I have been working in television for the past 15 years. I know in detail how these things work: 1) you are assigned a story, 2) you send out a crew to shoot the necessary footage, 3) the footage is brought back to the studio and loaded into the Avid, or whatever editing system you are using, 4) you cut together your piece based on THE FOOTAGE AT HAND.
For footage from a different event that took place months earlier to find its way into an entirely new piece, well, someone had to: 1) make the decision to lie in the first place (and lets be clear, it IS a lie), 2) locate the old footage, 3) cut the footage into the new piece, 4) a producer or the like had to approve the clip for air.
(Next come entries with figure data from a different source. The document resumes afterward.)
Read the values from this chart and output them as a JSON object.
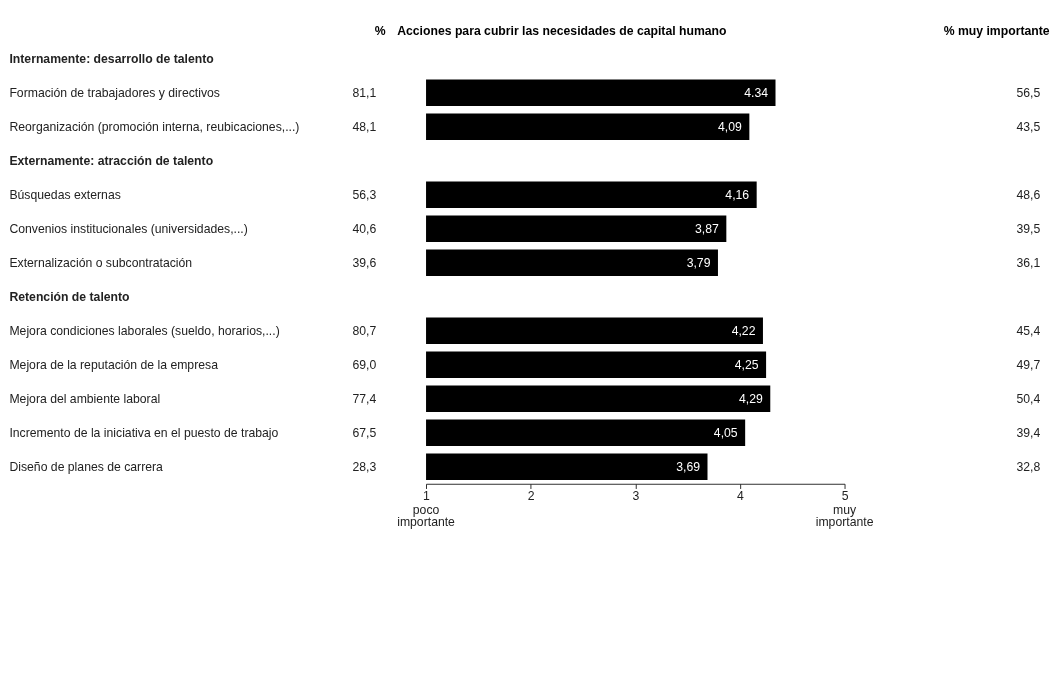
{
  "chart_data": [
    {
      "type": "other",
      "title": "%",
      "categories": [
        "Internamente: desarrollo de talento",
        "Formación de trabajadores y directivos",
        "Reorganización (promoción interna, reubicaciones,...)",
        "Externamente: atracción de talento",
        "Búsquedas externas",
        "Convenios institucionales (universidades,...)",
        "Externalización o subcontratación",
        "Retención de talento",
        "Mejora condiciones laborales (sueldo, horarios,...)",
        "Mejora de la reputación de la empresa",
        "Mejora del ambiente laboral",
        "Incremento de la iniciativa en el puesto de trabajo",
        "Diseño de planes de carrera"
      ],
      "values": [
        null,
        81.1,
        48.1,
        null,
        56.3,
        40.6,
        39.6,
        null,
        80.7,
        69.0,
        77.4,
        67.5,
        28.3
      ],
      "value_labels": [
        null,
        "81,1",
        "48,1",
        null,
        "56,3",
        "40,6",
        "39,6",
        null,
        "80,7",
        "69,0",
        "77,4",
        "67,5",
        "28,3"
      ]
    },
    {
      "type": "bar",
      "orientation": "horizontal",
      "title": "Acciones para cubrir las necesidades de capital humano",
      "categories": [
        null,
        null,
        null,
        null,
        null,
        null,
        null,
        null,
        null,
        null
      ],
      "values": [
        4.34,
        4.09,
        4.16,
        3.87,
        3.79,
        4.22,
        4.25,
        4.29,
        4.05,
        3.69
      ],
      "value_labels": [
        "4.34",
        "4,09",
        "4,16",
        "3,87",
        "3,79",
        "4,22",
        "4,25",
        "4,29",
        "4,05",
        "3,69"
      ],
      "color": "#000000",
      "xlim": [
        1,
        5
      ],
      "xticks": [
        1,
        2,
        3,
        4,
        5
      ],
      "annotations": [
        "poco importante",
        "muy importante"
      ],
      "tick_labels": "x"
    },
    {
      "type": "other",
      "title": "% muy importante",
      "values": [
        null,
        56.5,
        43.5,
        null,
        48.6,
        39.5,
        36.1,
        null,
        45.4,
        49.7,
        50.4,
        39.4,
        32.8
      ],
      "value_labels": [
        null,
        "56,5",
        "43,5",
        null,
        "48,6",
        "39,5",
        "36,1",
        null,
        "45,4",
        "49,7",
        "50,4",
        "39,4",
        "32,8"
      ]
    }
  ]
}
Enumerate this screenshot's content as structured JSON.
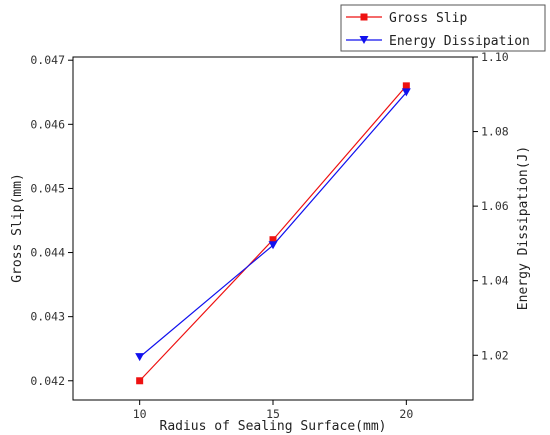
{
  "chart_data": {
    "type": "line",
    "xlabel": "Radius of Sealing Surface(mm)",
    "ylabel_left": "Gross Slip(mm)",
    "ylabel_right": "Energy Dissipation(J)",
    "x_ticks": [
      "10",
      "15",
      "20"
    ],
    "xlim": [
      7.5,
      22.5
    ],
    "y_left_ticks": [
      "0.042",
      "0.043",
      "0.044",
      "0.045",
      "0.046",
      "0.047"
    ],
    "ylim_left": [
      0.0417,
      0.04705
    ],
    "y_right_ticks": [
      "1.02",
      "1.04",
      "1.06",
      "1.08",
      "1.10"
    ],
    "ylim_right": [
      1.008,
      1.1
    ],
    "grid": false,
    "legend_position": "top-right",
    "series": [
      {
        "name": "Gross Slip",
        "axis": "left",
        "color": "#ee1111",
        "marker": "square",
        "x": [
          10,
          15,
          20
        ],
        "values": [
          0.042,
          0.0442,
          0.0466
        ]
      },
      {
        "name": "Energy Dissipation",
        "axis": "right",
        "color": "#1111ee",
        "marker": "triangle-down",
        "x": [
          10,
          15,
          20
        ],
        "values": [
          1.0195,
          1.0495,
          1.0905
        ]
      }
    ]
  }
}
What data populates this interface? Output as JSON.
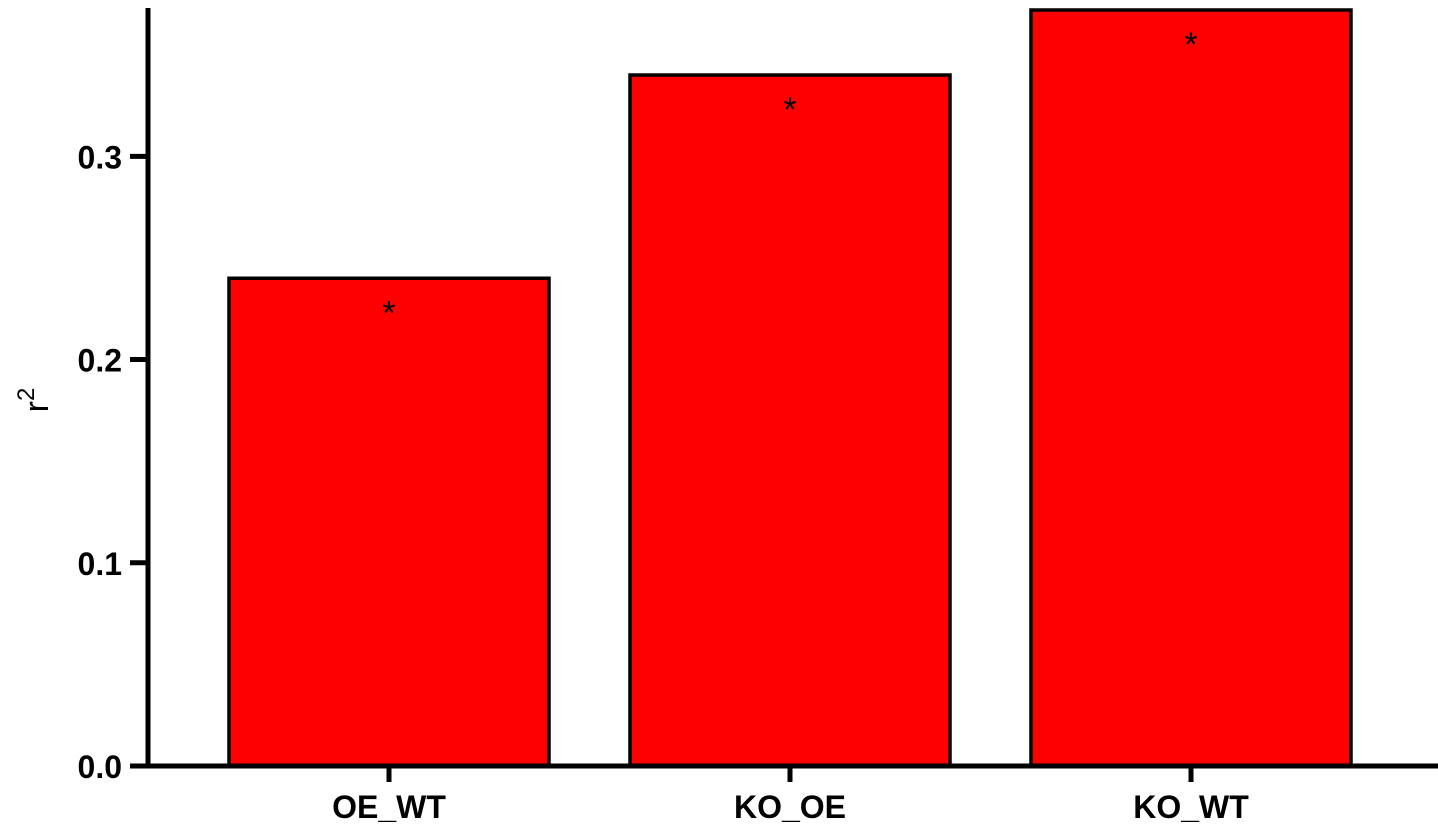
{
  "chart_data": {
    "type": "bar",
    "title": "",
    "xlabel": "",
    "ylabel": "r",
    "ylabel_superscript": "2",
    "categories": [
      "OE_WT",
      "KO_OE",
      "KO_WT"
    ],
    "values": [
      0.24,
      0.34,
      0.372
    ],
    "annotations": [
      "*",
      "*",
      "*"
    ],
    "ylim": [
      0,
      0.372
    ],
    "yticks": [
      "0.0",
      "0.1",
      "0.2",
      "0.3"
    ],
    "ytick_values": [
      0,
      0.1,
      0.2,
      0.3
    ],
    "bar_color": "#ff0000",
    "edge_color": "#000000",
    "grid": false,
    "legend": "none"
  }
}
Yes, accidents can happen. But I guarantee you someone on his show said, "Man, we need to make those crowds look bigger" (don't get me started on the ethical quagmire of that decision) and a writer, producer or editor said, "I know, we can use some stuff from Glenn's rally. No one will ever notice." True, Hannity may not have been aware of that editorial decision (he cannot supervise every piece of footage that airs on his show) but let's be clear: contrary to what he said, someone DID mean for it to happen, they simply did not mean to get caught. And his lame apology is covering someone's ass. It also leads me to wonder how often this is being done on his network.
Twisting words for political gain is one thing; manipulating video to deceive millions of viewers is another, and one that makes your Pravda reference all the more prescient.
As Cartman might say: "I'm just asking questions".